Stymied in his inquiries, Faraday warned that this interview would not be the end of the matter. There would be identifications to be made if and when the culprits were apprehended.
She wished him luck in finding them, and he departed, with his colleagues in tow.
The interview had taken up almost all of the day, but with what was left of it she set about the melancholy business of planning Sherwood’s funeral. She would go over to the hospice in Skipton tomorrow and find out from the doctors if they thought she should tell her mother the sad news. Meanwhile, she had a lot of organizing to do.
In the early evening, she answered the door to find Helen Morris, of all people, come to offer her condolences. Helen had never been a particularly close friend, and Frannie harbored the suspicion that the woman had come calling to garner some gossip, but she was glad of the company anyway. And it was comforting, in its petty way, to know that Helen, who was one of the most conservative women in the village, saw fit to spend a few hours with her. Whatever people were surmising about events in the Donnelly house, they would not find Frannie culpable.

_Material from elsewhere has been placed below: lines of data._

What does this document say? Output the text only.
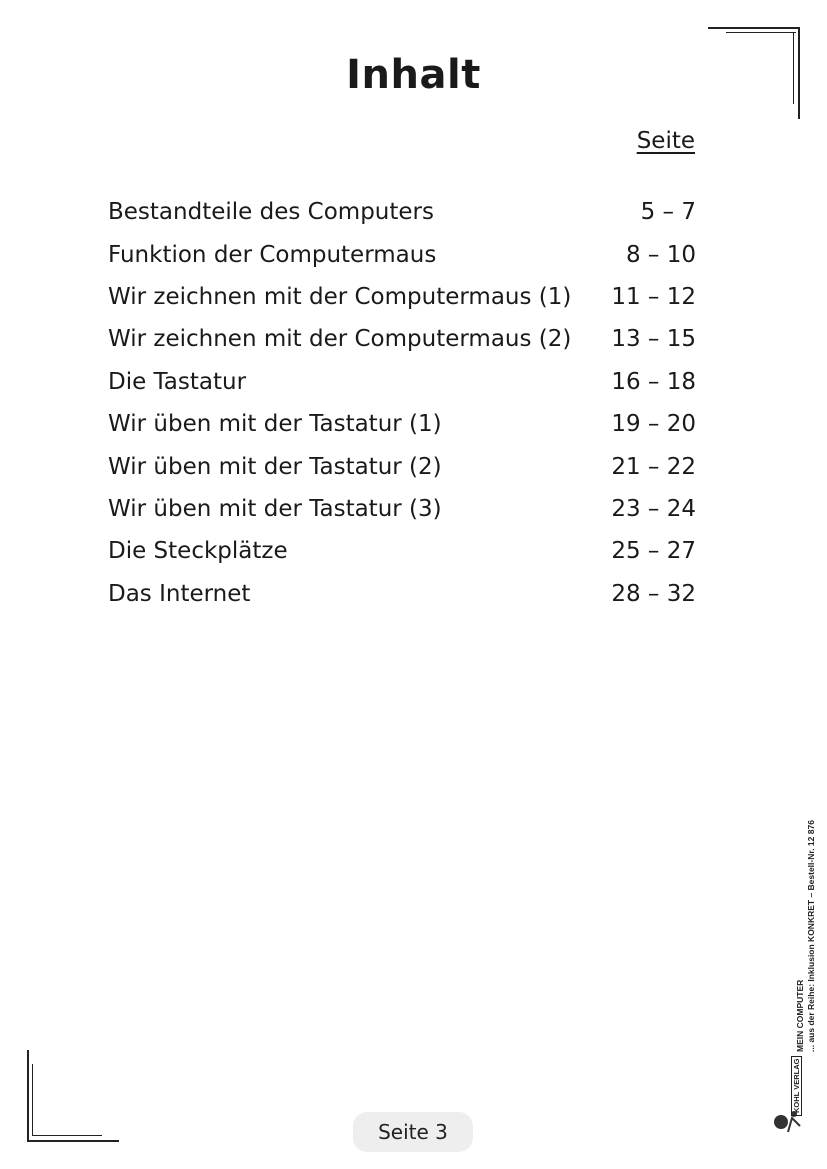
Inhalt
Seite
Bestandteile des Computers	5 – 7
Funktion der Computermaus	8 – 10
Wir zeichnen mit der Computermaus (1) 11 – 12
Wir zeichnen mit der Computermaus (2) 13 – 15
Die Tastatur	16 – 18
Wir üben mit der Tastatur (1)	19 – 20
Wir üben mit der Tastatur (2)	21 – 22
Wir üben mit der Tastatur (3)	23 – 24
Die Steckplätze	25 – 27
Das Internet	28 – 32
MEIN COMPUTER ... aus der Reihe: Inklusion KONKRET – Bestell-Nr. 12 876
KOHL VERLAG
Seite 3
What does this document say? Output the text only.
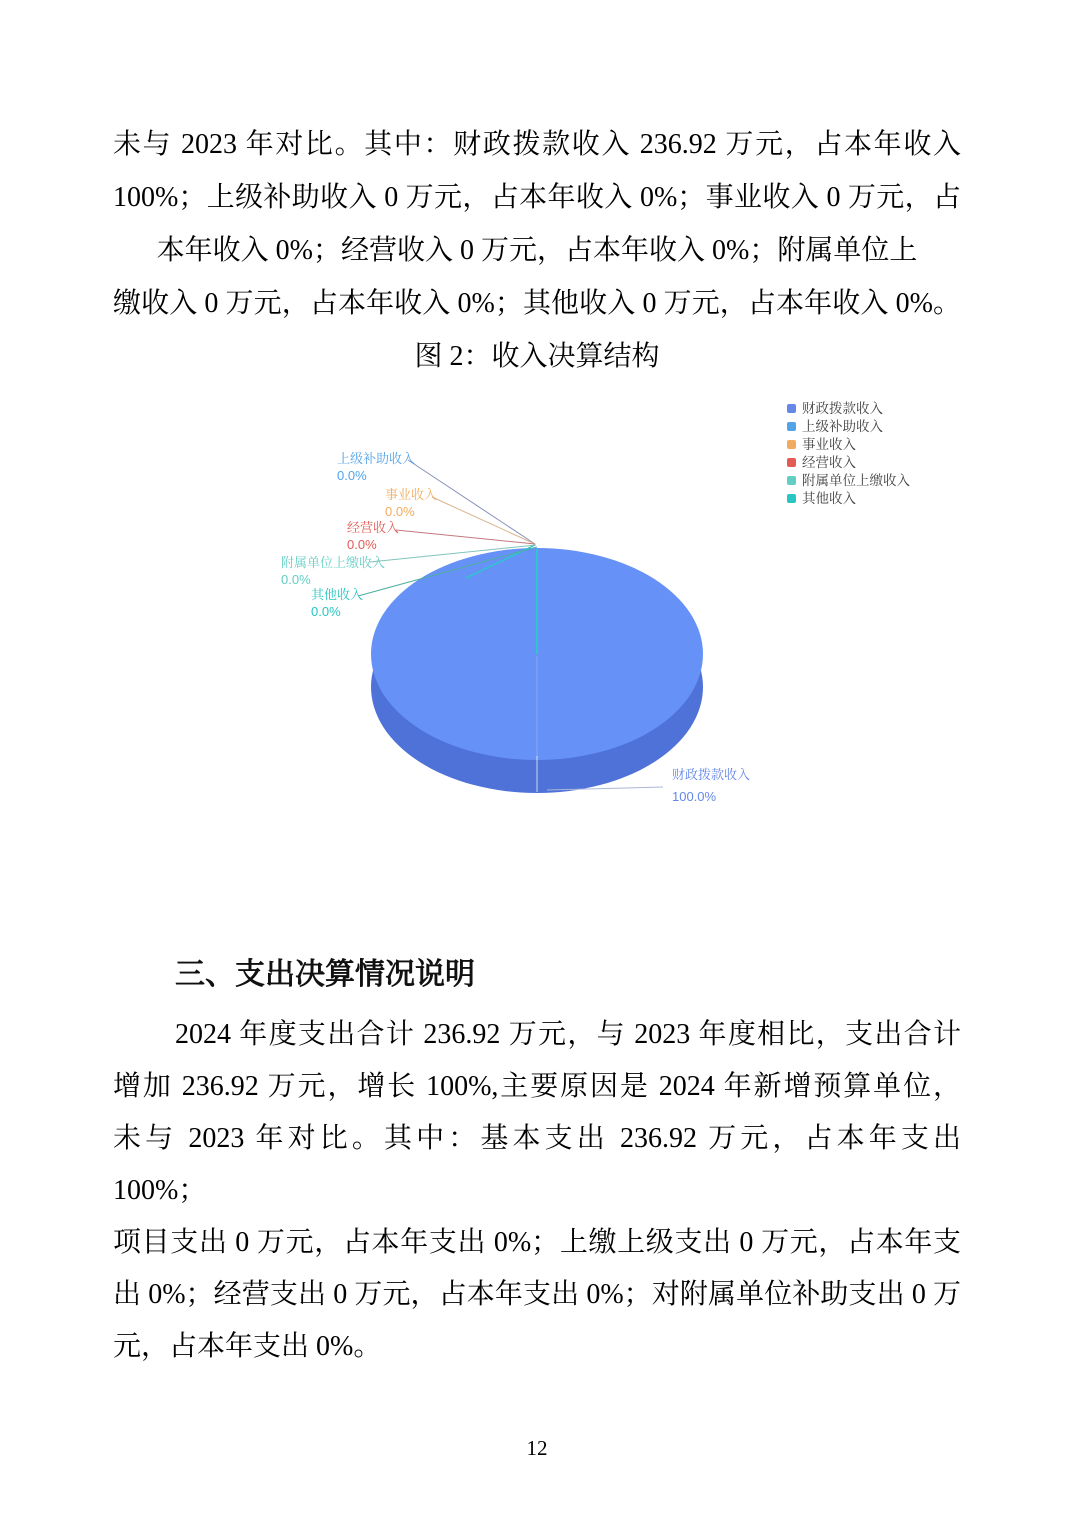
未与 2023 年对比。其中：财政拨款收入 236.92 万元，占本年收入
100%；上级补助收入 0 万元，占本年收入 0%；事业收入 0 万元，占
本年收入 0%；经营收入 0 万元，占本年收入 0%；附属单位上
缴收入 0 万元，占本年收入 0%；其他收入 0 万元，占本年收入 0%。
图 2：收入决算结构
上级补助收入
0.0%
事业收入
0.0%
经营收入
0.0%
附属单位上缴收入
0.0%
其他收入
0.0%
财政拨款收入
100.0%
财政拨款收入
上级补助收入
事业收入
经营收入
附属单位上缴收入
其他收入
三、支出决算情况说明
2024 年度支出合计 236.92 万元，与 2023 年度相比，支出合计
增加 236.92 万元，增长 100%,主要原因是 2024 年新增预算单位，
未与 2023 年对比。其中：基本支出 236.92 万元，占本年支出 100%；
项目支出 0 万元，占本年支出 0%；上缴上级支出 0 万元，占本年支
出 0%；经营支出 0 万元，占本年支出 0%；对附属单位补助支出 0 万
元，占本年支出 0%。
12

It made her think that perhaps she owed Helen and the rest of the folks puzzling over this mystery a helping hand. That maybe in a month or two, when she was feeling a little more confident, she’d stand up between the hymns at the Sunday service and tell the whole sad and wonderful truth. Maybe nobody would ever speak to her again if she did so; maybe she’d become the Madwoman of Burnt Yarley. And maybe that would be a price worth paying.